Он снова беззвучно вскрикнул и ринулся вперед, неуклюже переваливаясь, а за ним скакала и металась из стороны в сторону его исполинская тень…
И вот уже люди мчатся — через пустоши, по деревенским улицам, устремляясь от него в разные стороны, крича на всех углах, стуча во все двери, — и с быстротой невероятной расходится новость: брату Джону было видение, рай разверзся перед ним во всем своем величии! От дома к дому прибавлялись все новые детали, покуда не оказалось, что сам Господь глянул на Джона ясными глазами из небесной радуги.
Прослышали об этом и солдаты — и в Голден-Капе, и в Уэй-Ма-уте, и в Вуле, одиноко стоящем посреди пустошей; лязгающий крыльями телеграф принес известие о волнении в крае. Полетели просьбы о пополнении, о присылке патронов и пороха, кавалерии, пушек. Дурновария еще отвечала, а также и Боурн-Маут, и Пул, но вскоре буря прошлась по семафорным башням, круша их, словно молодые деревца. К полудню все линии молчали, даже Голден-Кап превратился в груду сломанных балок и крыльев. Тамошний командир гарнизона спешно выступил с ротой пехоты и двумя эскадронами в нелепой надежде подавить мятеж в зародыше; Только один человек был способен организовать и сделать боеспособными толпы черни — брат Джон, он один. На сей раз брату Джону так или иначе придется объявиться.

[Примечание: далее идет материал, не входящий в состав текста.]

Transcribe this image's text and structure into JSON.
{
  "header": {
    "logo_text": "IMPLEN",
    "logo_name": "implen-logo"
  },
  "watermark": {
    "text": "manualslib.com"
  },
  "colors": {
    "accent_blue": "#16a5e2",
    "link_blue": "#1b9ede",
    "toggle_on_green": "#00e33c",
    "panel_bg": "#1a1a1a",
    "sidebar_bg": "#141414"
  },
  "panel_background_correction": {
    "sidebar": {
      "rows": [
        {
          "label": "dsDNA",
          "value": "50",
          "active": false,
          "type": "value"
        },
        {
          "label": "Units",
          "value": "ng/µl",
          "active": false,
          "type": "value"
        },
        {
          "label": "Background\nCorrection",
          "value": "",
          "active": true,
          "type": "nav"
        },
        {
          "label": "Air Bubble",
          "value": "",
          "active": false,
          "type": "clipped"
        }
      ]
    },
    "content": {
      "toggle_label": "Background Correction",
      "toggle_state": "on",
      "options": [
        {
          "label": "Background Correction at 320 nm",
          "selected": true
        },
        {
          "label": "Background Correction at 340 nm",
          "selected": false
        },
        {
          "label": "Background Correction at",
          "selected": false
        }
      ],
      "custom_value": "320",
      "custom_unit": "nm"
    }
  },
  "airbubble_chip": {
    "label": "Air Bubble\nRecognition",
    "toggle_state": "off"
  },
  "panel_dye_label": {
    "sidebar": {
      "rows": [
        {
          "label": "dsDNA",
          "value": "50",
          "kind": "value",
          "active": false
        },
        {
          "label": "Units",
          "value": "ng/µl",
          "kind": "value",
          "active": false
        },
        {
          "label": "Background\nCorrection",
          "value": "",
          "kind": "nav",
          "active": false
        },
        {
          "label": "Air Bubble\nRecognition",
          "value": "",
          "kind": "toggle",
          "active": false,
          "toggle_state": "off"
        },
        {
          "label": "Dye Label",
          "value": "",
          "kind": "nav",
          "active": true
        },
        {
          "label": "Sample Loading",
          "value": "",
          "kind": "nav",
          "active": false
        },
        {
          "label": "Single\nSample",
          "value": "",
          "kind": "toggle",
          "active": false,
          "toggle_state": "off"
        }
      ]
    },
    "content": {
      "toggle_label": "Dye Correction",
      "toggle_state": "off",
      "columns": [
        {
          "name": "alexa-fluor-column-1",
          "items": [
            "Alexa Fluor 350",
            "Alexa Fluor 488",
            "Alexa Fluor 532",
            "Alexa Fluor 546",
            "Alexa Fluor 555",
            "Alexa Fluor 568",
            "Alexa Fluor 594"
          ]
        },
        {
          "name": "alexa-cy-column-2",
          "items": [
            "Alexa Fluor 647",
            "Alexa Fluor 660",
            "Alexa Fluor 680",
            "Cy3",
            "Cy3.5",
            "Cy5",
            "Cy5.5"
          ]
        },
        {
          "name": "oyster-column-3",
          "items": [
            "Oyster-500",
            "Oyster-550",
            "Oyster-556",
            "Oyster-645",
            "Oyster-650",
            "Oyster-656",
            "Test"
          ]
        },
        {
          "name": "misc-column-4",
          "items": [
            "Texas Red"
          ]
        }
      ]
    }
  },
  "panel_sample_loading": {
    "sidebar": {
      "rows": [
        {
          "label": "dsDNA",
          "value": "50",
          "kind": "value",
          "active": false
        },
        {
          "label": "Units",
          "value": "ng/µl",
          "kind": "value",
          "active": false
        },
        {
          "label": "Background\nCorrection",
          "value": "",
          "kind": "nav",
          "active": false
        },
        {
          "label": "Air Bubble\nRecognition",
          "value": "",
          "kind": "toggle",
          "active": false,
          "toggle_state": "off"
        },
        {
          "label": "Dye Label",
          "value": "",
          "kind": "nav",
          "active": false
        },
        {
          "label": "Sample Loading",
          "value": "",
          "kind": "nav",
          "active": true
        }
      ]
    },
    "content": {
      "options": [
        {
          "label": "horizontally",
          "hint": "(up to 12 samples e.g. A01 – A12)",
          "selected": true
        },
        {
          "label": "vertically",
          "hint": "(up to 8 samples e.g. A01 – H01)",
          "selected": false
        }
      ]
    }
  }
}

Райское видение померкло; однако люди стекались толпами, упрямо спеша к нему — перетаскивая тачки и повозки через горы, увязая на хлюпающих тропинках через торфяники. Кое-кто приходил с деньгами и одеждой, предлагая провиант, убежище, быстрых лошадей. Они умоляли его как можно скорее скрыться, предупреждали о солдатах, которые шарят по округе с целью убить его. Но за шумом в собственной голове он ничего не слышал — этот гвалт парализовывал его мозг, лишал последних проблесков здравого смысла. Тем не менее за спиной человечка, бредущего по пустошам навстречу ураганному ветру с юга, все росло и росло воинство нищенски одетых людей. Кое-кто пришел с оружием: были тут вилы и серпы, косовища с лезвием, привязанным острием вперед, а также четыре сотни мушкетов, до времени припрятанных в соломенных кровлях. С песнопениями люди вышли к морю и по крутым дорогам Киммериджа — кто верхом, кто пешком — спустились к почерневшему от бури заливу, где бесновались исполинские волны.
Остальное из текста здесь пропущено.